International Journal of

Business & Management Studies

ISSN 2694-1430 (Print), ISSN 2694-1449 (Online)
DOI: 10.56734/ijbms
Innovation Fads: Products That Had Explosive Growth, Cultural Dominance, And Then Declined (Or Became Niche)

Abstract


Many products (goods and services) experience rapid adoption followed by decline, transformation, or absorption into broader technological and cultural systems. These phenomena, often described as innovation fads, provide valuable insight into the cultural mechanisms that shape the lifecycle of innovations. This article analyzes sixty-six cases of products (goods and services) that experienced explosive growth between the late 1990s and the mid-2020s across multiple sectors, including consumer electronics, media formats, communication technologies, lifestyle products, and digital platforms. The study applies the Cultural Innovation Construct Process Model that classify innovations according to four cultural drivers: Neowel (technology-driven), Beutel (aesthetic-driven), Moral (rule-driven), and Gnosil (knowledge-driven). Using comparative historical analysis and cross-sector case examination, the research identifies recurring patterns in how innovations emerge, diffuse, and decline. The findings suggest that aesthetic-driven innovations tend to generate rapid but short-lived diffusion, while technology-driven innovations frequently become absorbed by new technological platforms.
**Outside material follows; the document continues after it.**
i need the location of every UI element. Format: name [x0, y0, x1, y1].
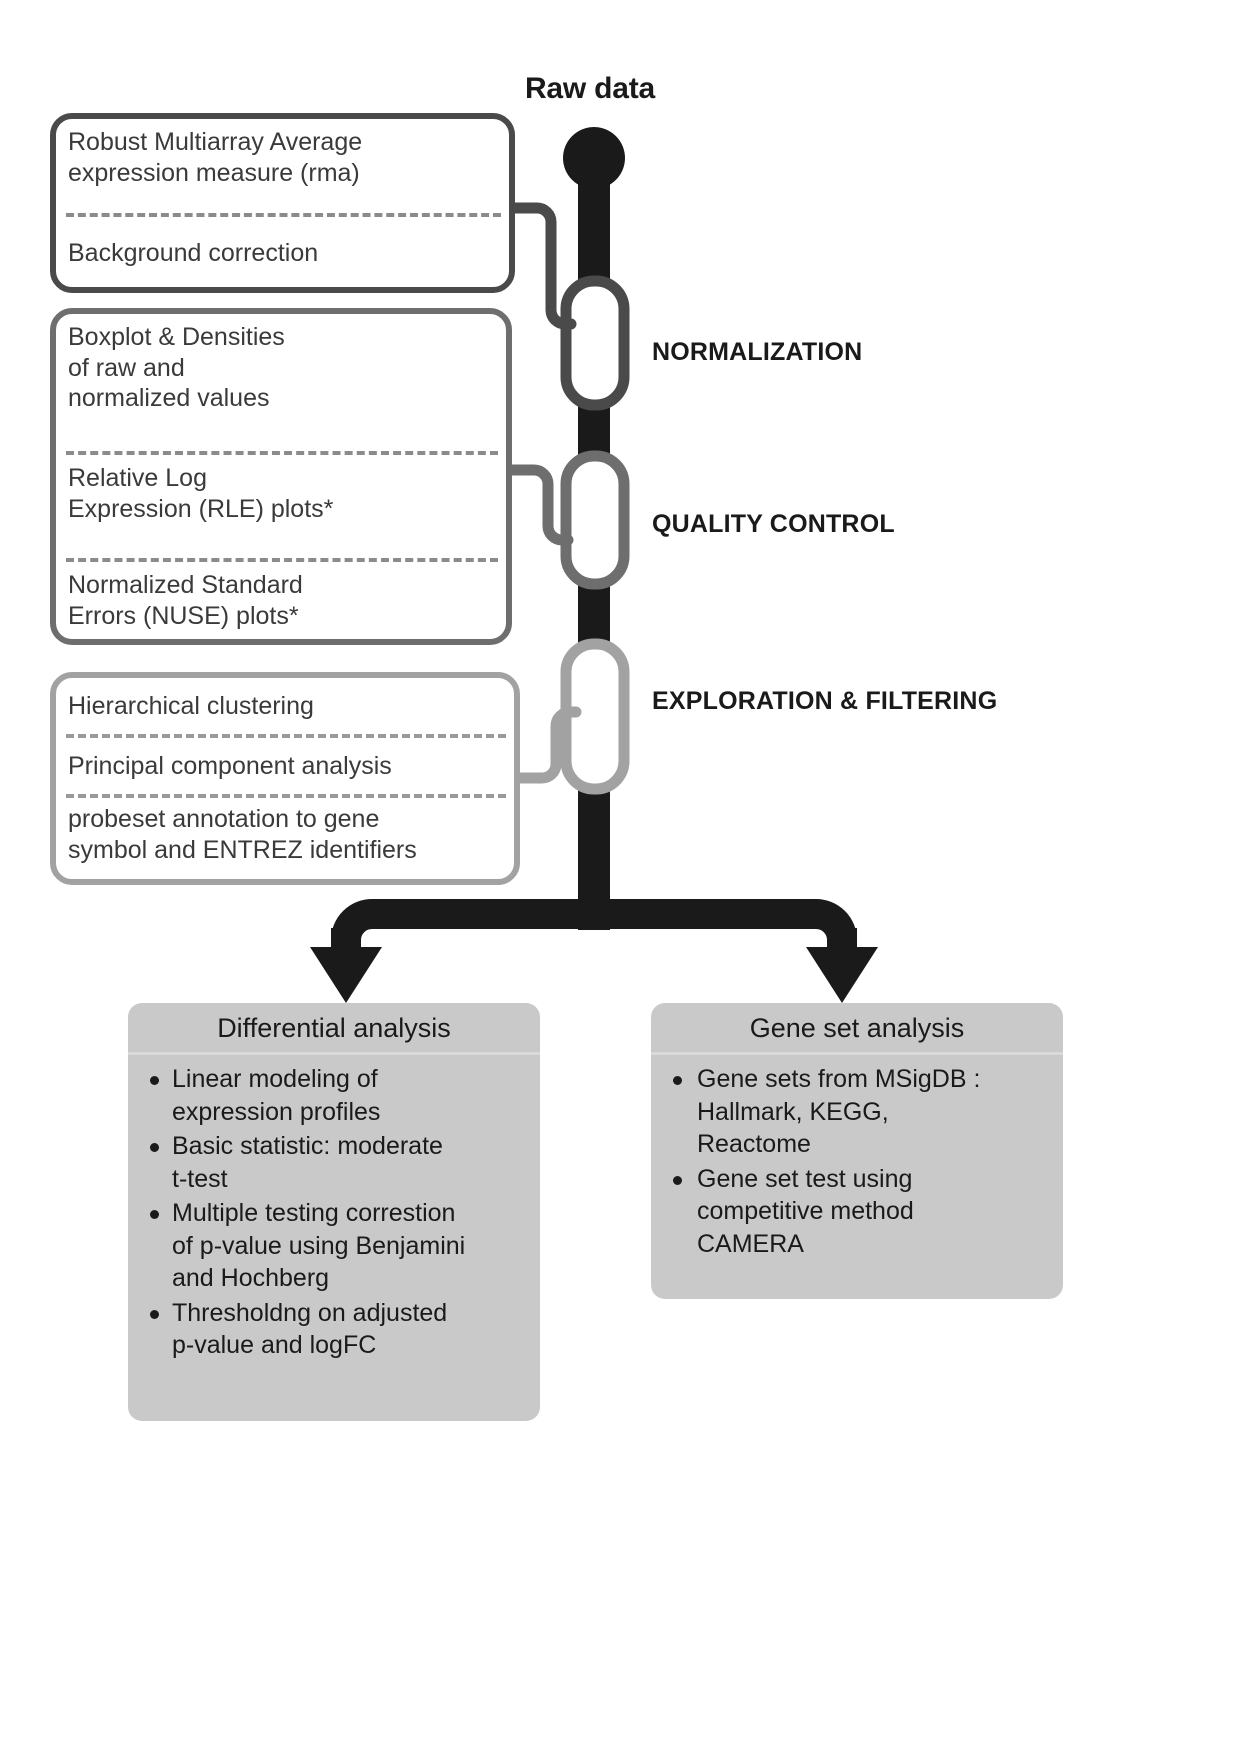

Norm-driven innovations display greater stability when supported by institutional frameworks. The most durable cultural transformations, however, appear to be associated with knowledge-driven innovation, where new scientific or systemic understanding reshapes behavior and decision-making. The study proposes a strategic framework indicating that innovations integrating knowledge transformation, institutional alignment, technological enablement, and cultural symbolism are more likely to evolve from temporary fads into sustained cultural practices.